2. Place the filter with coffee over a cup.
3. Pour slowly the water into the filter.
Low | 1. Fill a cup of water. 2. Pour it into a pot. 3. Heat the pot until the water boils. 4. Place a coffee filter over a cup. 5. Put a spoon of coffee in the filter. 6. Pour slowly the water into the filter. |
Very low | Steps that could include how to traverse your kitchen, how to look for each tool in your drawers and even the movements of your wrist and fingers for each task. |
The higher the level, the more information is taken for granted. The lower, less complexity is hidden.
Why is it useful to understand this?
- For design. When you define an algorithm to solve a problem, it’s usually better to start with a high-level approach, and then break each step down into smaller steps, solving each one at a time (this is related to dynamic programming). Also, this top-down design process usually results in more modular code, which is easier to work with to a certain extent for larger programs.

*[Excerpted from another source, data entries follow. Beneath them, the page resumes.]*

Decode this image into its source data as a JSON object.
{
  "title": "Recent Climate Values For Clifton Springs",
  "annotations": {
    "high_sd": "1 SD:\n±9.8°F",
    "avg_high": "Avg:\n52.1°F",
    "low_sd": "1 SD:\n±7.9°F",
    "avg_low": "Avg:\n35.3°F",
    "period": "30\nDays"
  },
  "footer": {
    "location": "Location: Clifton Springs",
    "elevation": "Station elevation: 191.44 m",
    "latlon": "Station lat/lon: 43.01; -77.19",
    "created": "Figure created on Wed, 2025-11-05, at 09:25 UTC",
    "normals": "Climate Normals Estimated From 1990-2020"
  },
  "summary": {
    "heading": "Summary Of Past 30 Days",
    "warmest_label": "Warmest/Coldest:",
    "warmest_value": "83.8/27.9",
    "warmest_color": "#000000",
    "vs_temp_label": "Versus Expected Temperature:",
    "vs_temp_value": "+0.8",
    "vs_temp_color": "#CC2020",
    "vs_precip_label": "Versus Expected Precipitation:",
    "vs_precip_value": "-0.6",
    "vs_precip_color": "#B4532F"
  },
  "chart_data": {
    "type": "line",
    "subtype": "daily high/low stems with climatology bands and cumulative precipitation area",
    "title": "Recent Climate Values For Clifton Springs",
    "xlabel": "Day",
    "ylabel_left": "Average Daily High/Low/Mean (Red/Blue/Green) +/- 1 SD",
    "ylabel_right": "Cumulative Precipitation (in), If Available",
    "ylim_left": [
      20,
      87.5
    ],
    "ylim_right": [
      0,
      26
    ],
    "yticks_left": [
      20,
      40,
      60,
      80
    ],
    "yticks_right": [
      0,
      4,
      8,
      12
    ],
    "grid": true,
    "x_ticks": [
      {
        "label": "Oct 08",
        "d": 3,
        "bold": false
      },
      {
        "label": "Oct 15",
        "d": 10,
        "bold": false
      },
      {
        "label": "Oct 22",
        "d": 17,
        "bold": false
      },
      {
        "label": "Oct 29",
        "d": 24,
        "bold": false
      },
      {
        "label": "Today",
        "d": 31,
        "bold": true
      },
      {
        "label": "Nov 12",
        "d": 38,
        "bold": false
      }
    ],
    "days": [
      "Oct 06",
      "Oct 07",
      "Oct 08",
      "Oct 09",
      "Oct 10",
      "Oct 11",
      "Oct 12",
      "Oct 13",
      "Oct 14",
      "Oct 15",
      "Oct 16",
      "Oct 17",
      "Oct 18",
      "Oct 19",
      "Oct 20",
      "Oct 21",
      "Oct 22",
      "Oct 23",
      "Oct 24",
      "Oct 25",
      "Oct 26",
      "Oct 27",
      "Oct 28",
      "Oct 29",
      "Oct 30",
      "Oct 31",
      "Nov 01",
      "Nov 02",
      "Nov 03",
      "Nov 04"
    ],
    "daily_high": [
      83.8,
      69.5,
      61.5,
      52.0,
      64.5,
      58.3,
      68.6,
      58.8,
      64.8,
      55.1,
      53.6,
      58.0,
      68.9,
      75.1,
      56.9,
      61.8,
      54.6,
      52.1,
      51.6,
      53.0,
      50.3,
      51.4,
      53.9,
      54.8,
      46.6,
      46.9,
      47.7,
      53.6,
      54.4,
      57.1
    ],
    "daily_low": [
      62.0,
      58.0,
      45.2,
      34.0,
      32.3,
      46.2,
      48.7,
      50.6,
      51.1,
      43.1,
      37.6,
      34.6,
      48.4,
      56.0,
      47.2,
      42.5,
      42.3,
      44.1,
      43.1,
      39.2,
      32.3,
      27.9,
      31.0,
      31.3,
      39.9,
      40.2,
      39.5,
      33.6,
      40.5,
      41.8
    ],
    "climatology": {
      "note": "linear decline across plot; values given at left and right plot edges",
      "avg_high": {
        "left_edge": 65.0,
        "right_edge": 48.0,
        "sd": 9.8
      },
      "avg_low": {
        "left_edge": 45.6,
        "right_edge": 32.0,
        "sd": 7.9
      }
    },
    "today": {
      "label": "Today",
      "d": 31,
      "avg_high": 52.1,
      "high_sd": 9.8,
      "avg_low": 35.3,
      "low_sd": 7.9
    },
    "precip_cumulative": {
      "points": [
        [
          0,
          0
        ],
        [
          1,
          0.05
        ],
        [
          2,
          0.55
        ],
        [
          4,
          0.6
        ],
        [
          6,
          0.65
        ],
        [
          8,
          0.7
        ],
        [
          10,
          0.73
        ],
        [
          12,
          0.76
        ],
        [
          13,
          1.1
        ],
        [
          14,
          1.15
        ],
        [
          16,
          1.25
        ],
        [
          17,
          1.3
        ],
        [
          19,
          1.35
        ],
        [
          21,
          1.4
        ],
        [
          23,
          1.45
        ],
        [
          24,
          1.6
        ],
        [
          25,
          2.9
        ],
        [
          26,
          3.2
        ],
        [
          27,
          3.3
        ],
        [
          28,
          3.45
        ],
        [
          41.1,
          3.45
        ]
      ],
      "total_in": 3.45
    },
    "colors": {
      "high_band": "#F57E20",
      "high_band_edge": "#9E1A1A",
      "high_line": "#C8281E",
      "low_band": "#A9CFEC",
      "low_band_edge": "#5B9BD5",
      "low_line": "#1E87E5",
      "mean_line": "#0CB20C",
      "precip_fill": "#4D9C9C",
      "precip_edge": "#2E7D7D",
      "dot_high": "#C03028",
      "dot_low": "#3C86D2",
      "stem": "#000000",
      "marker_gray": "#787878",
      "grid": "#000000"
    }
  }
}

- For documentation. A common beginner mistake is to write low level documentation, when a high level one would provide more useful information. If you have written a piece of code I’m going to use, just let me know how to use it. Give me low level information in case I’m going to review or modify the code, or if I need to understand technical details for any reason.
- For optimization. You might have heard that low level languages run faster than high level languages. This is only half true. Every high level language performs behind-the-scenes optimizations that a low level program should match to be as fast. One of my favorite quotes, whose source I don’t remember, is: “Badly written C is slower than Python”. So don’t assume that just because something is low level is faster than a high level alternative, unless you understand the objective complexity of both cases.
Abstraction as generalization of specific cases
Any process that operates with independence from the nature of one or more of its elements provides a form of abstraction.
A structure or algorithm may have more specific instances, and be, at the same time, a specific instance of a more general case:
Data structures, for example, are identified at high level by the insertion, access and deletion rules, while in the low level are identified by the type and arrangement of their values.
Level of abstraction | Structure |
General | Set of values identified by a key of any type |
Less general | Set of values identified by any number |
Specific | A list of values |
Very specific | A linked list of strings |
The abstraction level of an algorithm depends on the abstraction level of the structures involved and how much you can determine the result for any specific input.
Level of abstraction | Algorithm |
General | Traverse any iterable structure and apply an operation to its values |
Less general | Iterate a list and apply an operation to its values |
Specific | Iterate a list of numbers and apply an operation to its values |
Very Specific | Iterate a list of numbers and duplicate each value |
Why is it useful to understand this?
- Using abstractions already present in programming languages. Most high level languages offer tools like templates, high order functions, interfaces, etc, that usually spare you a lot of work, when you are able to identify the best opportunities to use them.
- Reusing logic to improve your code. Taking recurrent logic in a program and making it abstract results in shorter, more flexible and scalable code.
Good practices and conclusion
Now, you must be careful. Too abstract code might be sometimes more difficult to read and difficult to optimize, because there exist more dependencies and procedures tend to take more parameters. The complete opposite is also true: code with zero abstraction is going to be a pain in the neck to write, review or maintain.
Always try to find a balance between ingenious and maintainable solutions.